Double row corn

First time I've ever seen it . The corn looks to be set on 30 inch row but doubled about 8 inches apart. The spacing is 10 inches or so apart. So it's like they staggered the corn 5 inches apart but 2 rows if this makes any sense.
I thought it was maybe seed corn . But its tassled already. Anybody know anything about this kind of planting.

Just wondering

Farmer
 
I plant sweetcorn in rows that are about one foot apart, and the seed is spaced at about one foot also. Put enough fertilizer in the ground and it works very well.
 
A lot of corn being done that way here, why I do not know, would take extra cost machinery and would think it would be hard to if it was brital to get thru the snaping rolls
 
Possibly silage corn. Lot of people doing it that way with the custom guys able to chop and row spacing. More tonnage per acre. I seriously doubt it will be harvested for grain or seed. unless its by hand. I dont thin there is equipment to handle them row spacings
 
Friend and neighbor plants corn in 15" rows.

Has a specially built corn head to combine.

The idea is to spread the plants out in the row so they can get more sunshine, and sooner canopy for weed control.
 
Twin-row planter. Was real popular idea 10 years ago, hear less of it now. I think it is exactly set up for 30 inch rows, but the twins are 8 inches apart. Works with normal combine heads.

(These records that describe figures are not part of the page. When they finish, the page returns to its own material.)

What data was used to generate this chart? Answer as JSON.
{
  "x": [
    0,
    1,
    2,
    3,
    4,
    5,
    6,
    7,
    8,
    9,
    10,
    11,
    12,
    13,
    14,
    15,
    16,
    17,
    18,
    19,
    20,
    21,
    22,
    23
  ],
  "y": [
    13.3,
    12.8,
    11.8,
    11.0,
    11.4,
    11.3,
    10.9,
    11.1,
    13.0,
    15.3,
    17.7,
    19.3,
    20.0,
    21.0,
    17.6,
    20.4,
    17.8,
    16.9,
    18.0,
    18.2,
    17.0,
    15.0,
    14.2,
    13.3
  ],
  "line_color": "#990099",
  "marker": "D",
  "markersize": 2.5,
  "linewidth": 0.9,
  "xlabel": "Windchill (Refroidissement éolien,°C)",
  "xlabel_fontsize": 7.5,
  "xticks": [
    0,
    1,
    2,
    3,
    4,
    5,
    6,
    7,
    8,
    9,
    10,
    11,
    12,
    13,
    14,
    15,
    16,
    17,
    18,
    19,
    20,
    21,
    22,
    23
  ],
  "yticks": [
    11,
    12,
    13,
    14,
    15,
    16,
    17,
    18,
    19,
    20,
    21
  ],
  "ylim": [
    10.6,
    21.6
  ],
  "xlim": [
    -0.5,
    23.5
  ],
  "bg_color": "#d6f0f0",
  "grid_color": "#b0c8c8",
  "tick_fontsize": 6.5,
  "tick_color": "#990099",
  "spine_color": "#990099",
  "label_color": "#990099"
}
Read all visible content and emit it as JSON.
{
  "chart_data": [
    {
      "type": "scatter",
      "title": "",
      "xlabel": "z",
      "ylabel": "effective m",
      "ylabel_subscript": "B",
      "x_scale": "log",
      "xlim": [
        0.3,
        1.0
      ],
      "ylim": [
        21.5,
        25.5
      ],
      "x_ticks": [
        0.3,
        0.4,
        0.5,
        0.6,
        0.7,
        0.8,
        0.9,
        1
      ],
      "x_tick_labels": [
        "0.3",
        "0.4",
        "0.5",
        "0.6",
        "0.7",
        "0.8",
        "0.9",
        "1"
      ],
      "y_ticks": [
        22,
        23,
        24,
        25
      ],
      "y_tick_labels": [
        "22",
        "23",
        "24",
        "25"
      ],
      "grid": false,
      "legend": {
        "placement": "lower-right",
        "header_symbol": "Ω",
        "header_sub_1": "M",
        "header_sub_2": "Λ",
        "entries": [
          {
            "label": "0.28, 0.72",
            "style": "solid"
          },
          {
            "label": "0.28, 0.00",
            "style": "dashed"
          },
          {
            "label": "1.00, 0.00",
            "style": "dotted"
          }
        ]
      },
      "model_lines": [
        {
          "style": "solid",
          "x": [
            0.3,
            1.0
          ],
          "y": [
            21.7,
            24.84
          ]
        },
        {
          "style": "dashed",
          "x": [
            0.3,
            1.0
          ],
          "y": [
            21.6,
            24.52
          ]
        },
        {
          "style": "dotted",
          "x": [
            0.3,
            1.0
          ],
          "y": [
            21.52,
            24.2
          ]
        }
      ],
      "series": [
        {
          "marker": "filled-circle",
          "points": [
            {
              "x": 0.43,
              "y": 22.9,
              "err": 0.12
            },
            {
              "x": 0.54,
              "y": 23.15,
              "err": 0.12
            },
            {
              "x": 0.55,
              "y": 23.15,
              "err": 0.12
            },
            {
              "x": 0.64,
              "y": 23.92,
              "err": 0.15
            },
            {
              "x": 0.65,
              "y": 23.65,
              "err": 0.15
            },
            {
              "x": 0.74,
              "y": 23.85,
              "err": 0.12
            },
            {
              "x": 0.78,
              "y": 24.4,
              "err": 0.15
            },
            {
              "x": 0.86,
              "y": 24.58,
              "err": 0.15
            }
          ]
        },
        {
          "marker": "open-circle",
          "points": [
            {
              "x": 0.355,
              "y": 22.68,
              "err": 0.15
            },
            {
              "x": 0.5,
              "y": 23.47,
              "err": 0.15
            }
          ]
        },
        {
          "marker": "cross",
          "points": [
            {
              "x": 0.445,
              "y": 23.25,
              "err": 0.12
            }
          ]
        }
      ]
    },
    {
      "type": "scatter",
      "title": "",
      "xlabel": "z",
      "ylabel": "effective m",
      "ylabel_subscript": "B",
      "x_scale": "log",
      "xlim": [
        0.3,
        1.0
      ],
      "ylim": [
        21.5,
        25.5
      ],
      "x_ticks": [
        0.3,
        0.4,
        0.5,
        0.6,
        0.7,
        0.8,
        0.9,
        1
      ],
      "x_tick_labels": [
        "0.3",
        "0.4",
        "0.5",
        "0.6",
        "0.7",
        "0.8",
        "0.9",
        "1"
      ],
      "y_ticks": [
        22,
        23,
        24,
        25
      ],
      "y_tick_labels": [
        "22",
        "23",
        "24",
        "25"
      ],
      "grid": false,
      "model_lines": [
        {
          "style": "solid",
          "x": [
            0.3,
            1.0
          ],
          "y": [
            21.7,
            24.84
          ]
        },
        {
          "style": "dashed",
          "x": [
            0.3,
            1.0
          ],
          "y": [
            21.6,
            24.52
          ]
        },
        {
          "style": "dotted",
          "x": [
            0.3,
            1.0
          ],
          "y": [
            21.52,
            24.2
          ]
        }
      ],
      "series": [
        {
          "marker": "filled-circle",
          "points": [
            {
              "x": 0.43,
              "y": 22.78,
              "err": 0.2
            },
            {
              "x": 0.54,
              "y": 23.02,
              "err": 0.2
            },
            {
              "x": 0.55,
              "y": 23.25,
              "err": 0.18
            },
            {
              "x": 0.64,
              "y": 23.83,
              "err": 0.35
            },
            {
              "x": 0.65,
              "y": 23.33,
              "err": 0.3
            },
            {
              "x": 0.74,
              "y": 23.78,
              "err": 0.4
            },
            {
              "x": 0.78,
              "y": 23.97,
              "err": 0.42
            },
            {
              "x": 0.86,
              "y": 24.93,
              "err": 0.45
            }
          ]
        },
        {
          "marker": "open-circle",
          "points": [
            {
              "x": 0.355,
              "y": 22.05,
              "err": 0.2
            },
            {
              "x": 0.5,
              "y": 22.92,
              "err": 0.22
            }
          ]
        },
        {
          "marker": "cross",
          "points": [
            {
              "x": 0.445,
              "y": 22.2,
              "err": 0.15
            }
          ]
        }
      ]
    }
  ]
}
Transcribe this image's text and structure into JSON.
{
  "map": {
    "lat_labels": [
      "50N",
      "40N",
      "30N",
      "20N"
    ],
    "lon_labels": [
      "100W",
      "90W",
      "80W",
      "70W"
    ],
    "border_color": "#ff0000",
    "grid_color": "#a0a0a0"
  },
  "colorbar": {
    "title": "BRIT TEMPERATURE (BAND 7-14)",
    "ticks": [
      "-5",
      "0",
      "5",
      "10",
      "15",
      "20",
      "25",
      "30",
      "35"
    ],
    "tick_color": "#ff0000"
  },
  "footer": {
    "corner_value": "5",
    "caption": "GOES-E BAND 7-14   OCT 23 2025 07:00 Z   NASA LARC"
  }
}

The idea was to get a little more corn population, but not have them crowded so much. In places we get too much water, stalk strength is the limiting factor.

Now folks have gone to 15-20 inch corn rows, and forgotten about twin rows. See a few around yet here in southern MN.

--->Paul
 
Actually the twin rows go through the single row corn head pretty good. The head has about that much tolerance side to side. The stalks lean but don't loose their ears most of the time.

Gerald J.
 
I don't know if the yeild would be good with so much shading going on within the corn stalks. Even if you did have a good yeild, that's a slow harvest (in my opinion) trying to stuff twin sets of corn rows into a standard corn head.
 
Well, you only bump up the per acre population a few 1000 plants. It's not like you double the population! You can drive faster, because each row is running slower now.

It has it's benifits.

--->Paul
 
There's some of that going on up by me in Northern MN. Any day now I was gonna post a picture of it and ask what was goin' on. Now I know.
 
A neighbor of mine tried that a few years ago, looks like all of his is that way now. Thirty inch paired rows are 6-8 inches apart, goes through the corn head just fine. Population may be raised slightly, but the extra spacing between plants is what improves yield. Shades over a bit sooner so that keeps weeds down sooner.
 

I planted a block of sweet corn in this configuration this year. 2 rows spaced @ 12" then 30 inches to the next two so I can walk down em. I also have the same variety singularly spaced @ 30". We'll see how well the twins do compared to the solo rows... I wanted to see how yield would do doubling up so that I could maximize space a bit better next year.

I've been picking and selling sweet corn here in Michigan since last week in July.